In an earlier post I mentioned that I began writing last year when my children finally needed just a little less constant attention. As they moved out of toddlerhood I gained some mental space to devote to doing things that required actually thinking and creativity. After five years of parenthood and three years out of the workforce, I missed using those parts of my brain and I was hungry for a way to stretch my mental muscles, if you will. Writing was the perfect way to celebrate the return of my brain. Hey, brain!
However, kid phases don’t move in a linear fashion. It isn’t like children just suddenly get less labor intensive at age 3 and it’s all smooth sailing from there. Wouldn’t that be nice? But no, they don’t. This week, for example, my almost four year old LOST. HER. MIND. Constant whining, clinging, temper tantrums, and rebellion. She got her first really bad report from her preschool teacher. Euck. It was exhausting. For me, for her sister, and for her, really. We were all tired, cranky, and just over it.
So what’s a person to do when they have discovered a new hobby, or starting writing, or whatever, and they still have to figure out what to do with those little people?
I’m not an expert and I recognize that all of these suggestions come with a level of privilege, so my apologies for that. As much as I wish I could personally babysit for everyone out there so that they could find some “me time” I can’t, so this is what I’ve figured out so far. I’m a stay at home mom, so these are somewhat specific to that, but some also apply to working parents.
So, what’s a parent to do?
Babysitters. Duh, right? Pay someone to watch your kids while you find a quiet coffee shop to write, or draw, or read. Simple, but it can get expensive. Prohibitively so, especially if your hobby is, in fact, a hobby which by definition isn’t really bringing in income. For these reasons, I don’t generally use babysitters to find time to write. If I ever get paid for it, you bet I will, though!

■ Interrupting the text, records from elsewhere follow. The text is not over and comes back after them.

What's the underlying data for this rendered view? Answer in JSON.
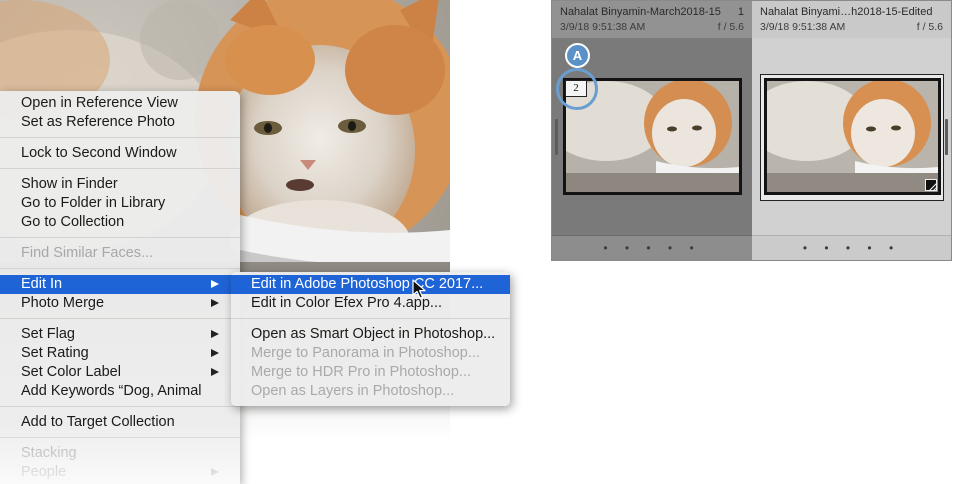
{
  "context_menu": {
    "items": [
      {
        "label": "Open in Reference View",
        "disabled": false,
        "submenu": false
      },
      {
        "label": "Set as Reference Photo",
        "disabled": false,
        "submenu": false
      },
      {
        "label": "Lock to Second Window",
        "disabled": false,
        "submenu": false
      },
      {
        "label": "Show in Finder",
        "disabled": false,
        "submenu": false
      },
      {
        "label": "Go to Folder in Library",
        "disabled": false,
        "submenu": false
      },
      {
        "label": "Go to Collection",
        "disabled": false,
        "submenu": false
      },
      {
        "label": "Find Similar Faces...",
        "disabled": true,
        "submenu": false
      },
      {
        "label": "Edit In",
        "disabled": false,
        "submenu": true,
        "highlighted": true
      },
      {
        "label": "Photo Merge",
        "disabled": false,
        "submenu": true
      },
      {
        "label": "Set Flag",
        "disabled": false,
        "submenu": true
      },
      {
        "label": "Set Rating",
        "disabled": false,
        "submenu": true
      },
      {
        "label": "Set Color Label",
        "disabled": false,
        "submenu": true
      },
      {
        "label": "Add Keywords “Dog, Animal",
        "disabled": false,
        "submenu": false
      },
      {
        "label": "Add to Target Collection",
        "disabled": false,
        "submenu": false
      },
      {
        "label": "Stacking",
        "disabled": true,
        "submenu": false
      },
      {
        "label": "People",
        "disabled": true,
        "submenu": true
      }
    ]
  },
  "edit_in_submenu": {
    "items": [
      {
        "label": "Edit in Adobe Photoshop CC 2017...",
        "highlighted": true,
        "disabled": false
      },
      {
        "label": "Edit in Color Efex Pro 4.app...",
        "disabled": false
      },
      {
        "label": "Open as Smart Object in Photoshop...",
        "disabled": false
      },
      {
        "label": "Merge to Panorama in Photoshop...",
        "disabled": true
      },
      {
        "label": "Merge to HDR Pro in Photoshop...",
        "disabled": true
      },
      {
        "label": "Open as Layers in Photoshop...",
        "disabled": true
      }
    ]
  },
  "filmstrip": {
    "cells": [
      {
        "filename": "Nahalat Binyamin-March2018-15",
        "index": "1",
        "date": "3/9/18 9:51:38 AM",
        "fstop": "f / 5.6",
        "stack_count": "2",
        "dots": "• • • • •"
      },
      {
        "filename": "Nahalat Binyami…h2018-15-Edited",
        "index": "",
        "date": "3/9/18 9:51:38 AM",
        "fstop": "f / 5.6",
        "dots": "• • • • •"
      }
    ],
    "callout_label": "A"
  },
  "colors": {
    "highlight": "#1f64d6",
    "callout": "#5a92c8"
  },
  "icons": {
    "cursor": "arrow-cursor-icon",
    "submenu_arrow": "chevron-right-icon",
    "edited_badge": "edited-badge-icon"
  }
}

Preschool! If you can afford it, look for part time preschools in your area. I never thought I would send my kids to preschool at age two. Truly. That sounded insane. Why would I QUIT my job, lose my income, to be a stay at home parent, and then send a two year old to school. Whut? Why would a two year old even need school? Well, by the time my oldest was nearing her second birthday and I was super pregnant, the idea of sending her to a sweet little preschool for two mornings a week from 9-12 sounded AWESOME! We did the same with my other daughter, starting with two mornings a week, and that was when I became a new woman. A few hours a week to run errands and write made a huuuuuge difference in my life. Worth every penny. And the girls blossomed in their school. They made amazing friends, learned valuable social skills, and absolutely loved their teachers.
Family. If you have a spouse or a partner, when Saturday morning rolls around, say, “Have fun going out to breakfast with the kiddos! Buh bye! Bring back a bagel for me!” then shove them out the door.
Extended family. Got grandparents, aunts, uncles, etc? Give them a call. Tell them you’d love a quiet hour to yourself. Tell them the kids will pay them in watercolor paintings and sticky kisses. Or do what I do and record your kids talking about how much they miss their grandparents or their cool uncle on your phone and send it to the person being discussed with a “aw, look how cute!” message. Works EVERY time!
Friend swap. Do you know other parents who could use a free hour? Suggest a kid swap. Once a week you add their kids to your posse while they have some kid-free time, then the next week they watch yours. The kids get a play date, the parents get some free time. Bonus- it sounds counter intuitive but depending on ages, sometimes adding more kids makes watching your own kids easier (for short periods of time, at least) because they’re so happy to have playmates that they let go of your leg for a while.
MMO/gym daycare. Google Mom’s Morning Out in your area. Some churches/gyms/rec centers offer inexpensive drop off child care once a week or once a month. For me, the lifesaver is a gym with quality childcare. Granted, the gym membership doesn’t come cheap, but my gym provides up to 2.5 hours of childcare each day. EACH DAY. The kids play with friends, have a snack, and climb around in a play structure while I get some exercise, take a quick shower, and park myself near an outlet to do some writing. It’s not the smallest line item in our family budget, but it is by FAR the cheapest part-time childcare around if you use it regularly. Fun for everyone and the kids and I get a respite from each other, which we all need sometimes.
Put them to bed and get to work. This is my least favorite, if I’m honest. By the time my kids go to bed I want pajama pants, a couch, and mindless TV. I also find that if I write before bed I don’t sleep well. I have lots of dreams, and wake up a lot. I *do* wake up with even better plot ideas, but I need sleep, so I don’t do this often.
So that’s that. I applaud every one of you who are writing or creating, and especially those who are doing it while wrangling children. Both are challenging endeavors but totally worth it.